I'm installing radiant floor warming in our kitchen. The subfloor is dri-core over a cement slab. The radiant floor heating cable needs to be embedded in about 1/4 inch of self-leveling cement. I've screwed the dricore panels down tight to the slab so there's no flex at all. However, I'm concerned that the self-leveling cement won't bond very well to the OSB. The cement hasn't cured yet, but it doesn't seem to stick the OSB very well.

I'm going to finish the floor with engineered wood so it not like I have to worry about a super solid base to support tiles.

I'm just wondering I'm overly concerned and should just finish the rest with primer.

Any advice or experience?

thanks,
Gord
 
I think you are overly concerned. I have used the self leveling with and without the primer. I use it every time I remember becuase it is recomended and seems to flow better with it down. It is not something I get to worked up about if I run out in the middle of a job. Self leveling will setup and stick to just about anything. If you check tomorow or the next day I am sure it will be bonded to your satisfaction. That stuff is a bit expensive to demo if you dont need to.

I am not from cold country (san diego ) I was wondering how the wood would hold up to the heat

pqglen
 
I think you are right. Today the cement is starting to cure and getting harder so it think it will be ok.

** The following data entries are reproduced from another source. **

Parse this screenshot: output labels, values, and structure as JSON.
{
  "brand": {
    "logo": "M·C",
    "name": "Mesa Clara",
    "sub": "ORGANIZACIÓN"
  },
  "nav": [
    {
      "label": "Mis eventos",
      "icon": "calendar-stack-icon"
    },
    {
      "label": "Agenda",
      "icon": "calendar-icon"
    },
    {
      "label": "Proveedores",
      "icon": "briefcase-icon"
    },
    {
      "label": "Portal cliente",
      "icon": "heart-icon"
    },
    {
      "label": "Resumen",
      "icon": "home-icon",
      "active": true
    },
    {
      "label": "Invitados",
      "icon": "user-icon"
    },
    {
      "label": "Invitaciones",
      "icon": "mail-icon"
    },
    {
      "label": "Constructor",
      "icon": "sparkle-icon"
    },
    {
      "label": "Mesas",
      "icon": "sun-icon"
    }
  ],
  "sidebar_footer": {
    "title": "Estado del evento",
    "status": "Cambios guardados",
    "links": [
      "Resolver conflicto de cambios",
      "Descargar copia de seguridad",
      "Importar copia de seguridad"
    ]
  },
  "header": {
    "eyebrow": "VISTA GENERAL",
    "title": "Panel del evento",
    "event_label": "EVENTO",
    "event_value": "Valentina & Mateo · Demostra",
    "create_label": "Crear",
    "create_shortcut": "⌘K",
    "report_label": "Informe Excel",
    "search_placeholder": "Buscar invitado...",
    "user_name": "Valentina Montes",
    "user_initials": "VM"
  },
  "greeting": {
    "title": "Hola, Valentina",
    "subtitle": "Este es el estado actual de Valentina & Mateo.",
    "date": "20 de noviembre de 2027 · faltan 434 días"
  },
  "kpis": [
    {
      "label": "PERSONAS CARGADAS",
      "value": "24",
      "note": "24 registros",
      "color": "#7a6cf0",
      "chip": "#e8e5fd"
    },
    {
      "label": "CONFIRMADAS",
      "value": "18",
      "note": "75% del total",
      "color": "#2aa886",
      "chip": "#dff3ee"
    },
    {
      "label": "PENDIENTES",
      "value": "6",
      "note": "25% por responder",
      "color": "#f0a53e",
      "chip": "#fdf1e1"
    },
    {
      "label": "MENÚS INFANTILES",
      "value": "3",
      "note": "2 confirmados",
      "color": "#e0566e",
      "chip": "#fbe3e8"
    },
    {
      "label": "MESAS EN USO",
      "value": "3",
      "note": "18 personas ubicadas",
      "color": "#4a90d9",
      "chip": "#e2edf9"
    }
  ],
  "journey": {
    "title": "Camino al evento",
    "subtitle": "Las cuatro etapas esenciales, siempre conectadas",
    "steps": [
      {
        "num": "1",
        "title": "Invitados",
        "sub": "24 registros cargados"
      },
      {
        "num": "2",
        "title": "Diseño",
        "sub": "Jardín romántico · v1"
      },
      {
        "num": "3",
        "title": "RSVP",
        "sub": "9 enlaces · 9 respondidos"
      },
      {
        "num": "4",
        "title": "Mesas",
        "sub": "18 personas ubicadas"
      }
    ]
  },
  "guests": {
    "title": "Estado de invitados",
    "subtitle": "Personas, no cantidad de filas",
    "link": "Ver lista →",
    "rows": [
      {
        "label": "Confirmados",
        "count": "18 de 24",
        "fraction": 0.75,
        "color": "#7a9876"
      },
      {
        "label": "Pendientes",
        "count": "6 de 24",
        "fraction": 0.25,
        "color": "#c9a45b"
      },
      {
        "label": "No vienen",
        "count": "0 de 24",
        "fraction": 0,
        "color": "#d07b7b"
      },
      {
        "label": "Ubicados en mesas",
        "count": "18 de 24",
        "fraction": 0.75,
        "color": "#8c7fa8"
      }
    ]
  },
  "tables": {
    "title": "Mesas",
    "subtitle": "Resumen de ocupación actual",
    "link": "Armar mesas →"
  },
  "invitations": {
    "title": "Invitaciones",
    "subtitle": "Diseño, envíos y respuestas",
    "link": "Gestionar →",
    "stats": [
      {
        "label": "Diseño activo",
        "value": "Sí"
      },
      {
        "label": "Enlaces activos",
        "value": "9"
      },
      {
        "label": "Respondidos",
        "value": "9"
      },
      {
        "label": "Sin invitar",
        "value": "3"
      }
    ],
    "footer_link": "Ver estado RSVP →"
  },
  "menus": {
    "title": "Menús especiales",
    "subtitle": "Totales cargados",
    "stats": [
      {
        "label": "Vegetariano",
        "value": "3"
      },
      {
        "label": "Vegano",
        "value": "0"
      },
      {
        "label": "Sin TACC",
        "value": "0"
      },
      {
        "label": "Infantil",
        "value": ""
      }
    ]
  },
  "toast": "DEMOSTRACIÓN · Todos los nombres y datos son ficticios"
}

I did go out buy the primer for the rest of the job and its dead simple to use and my guess is that it is just acrylic, same as what gets added to mortar to make it stronger so it increases adhesion right at the surface.

> I am not from cold country (san diego ) I was wondering how the wood would hold up to the heat

A few years ago most radiant heating suppliers were saying "tile only" but recently both the heating and flooring suppliers say engineered wood floors are okay over radiant flooring. Floor warming system are pretty low power, for example, 15 watts per square foot so you can imagine that the 15 watt light bulb wouldn't be a lot of heat to put to a piece of wood, especially multiply wood flooring.

Also, I'm not *heating* the room with the floor system, it also has forced air. The radiant floor system is just to keep the draft off of the floor: one whole wall is a glass solarium so while its very well insulated glass its cools the surface of floor on wicked cold days. The solarium company recommended radiant floor warming as being a very nice to have with this arrangement.

thanks for the advice.

Gord
 
If you keep it at a fairly steady temperature, you shouldn't notice any problems.